In contrast, the Class II proximal box has four bonded surfaces (the gingival floor, the facial axial wall, the lingual axial wall, and the pulpal wall) and only two unbonded surfaces. Here, the cavity walls hinder the contraction stress in three directions, and there is less potential for stress release by flow, which results in higher polymerization stress during polymerization. This requires more complex management strategies, which we will address in the following articles about Class II restorations.

References

1. Feilzer, A. J., De Gee, A. J., & Davidson, C. L. (1987). Setting stress in composite resin in relation to configuration of the restoration. Journal of Dental Research, 66(11), 1636-1639.
2. “American Dental Association Procedure Recap Report.” Chicago, IL: American Dental Association; 2006.
3. Bowen, R. L., Nemoto, K., & Rapson, J. E. (1983). Adhesive bonding of various materials to hard tooth tissues: forces developing in composite materials during hardening. The Journal of the American Dental Association, 106(4), 475-477.
4. Patel, M. P., Braden, M., & Davy, K. W. M. (1987). Polymerization shrinkage of methacrylate esters. Biomaterials, 8(1), 53-56.

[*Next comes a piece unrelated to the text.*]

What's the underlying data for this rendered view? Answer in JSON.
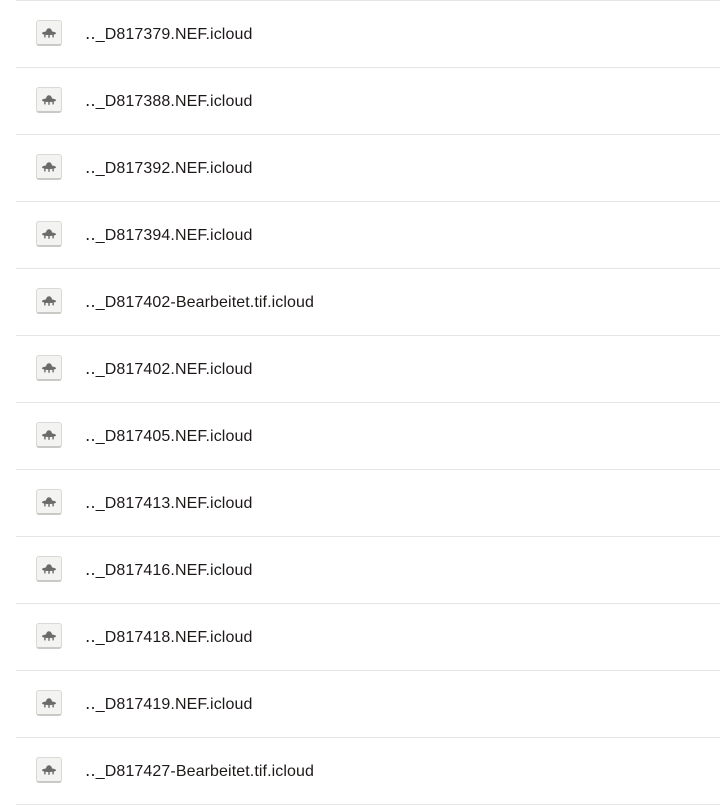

5. Meredith, N., & Setchell, D. J. (1997). In vitro measurement of cuspal strain and displacement in composite restored teeth. Journal of Dentistry, 25(3-4), 331-337.
6. Condon, J. R., & Ferracane, J. L. (2000). Assessing the effect of composite formulation on polymerization stress. The Journal of the American Dental Association, 131(4), 497-503.
7. Braga, R. R., & Ferracane, J. L. (2002). Contraction stress related to degree of conversion and reaction kinetics. Journal of Dental Research, 81(2), 114-118.
8. Braem, M., Davidson, C. L., Vanherle, G., Van Doren, V., & Lambrechts, P. (1987). The relationship between test methodology and elastic behavior of composites. Journal of Dental Research, 66(5), 1036-1039.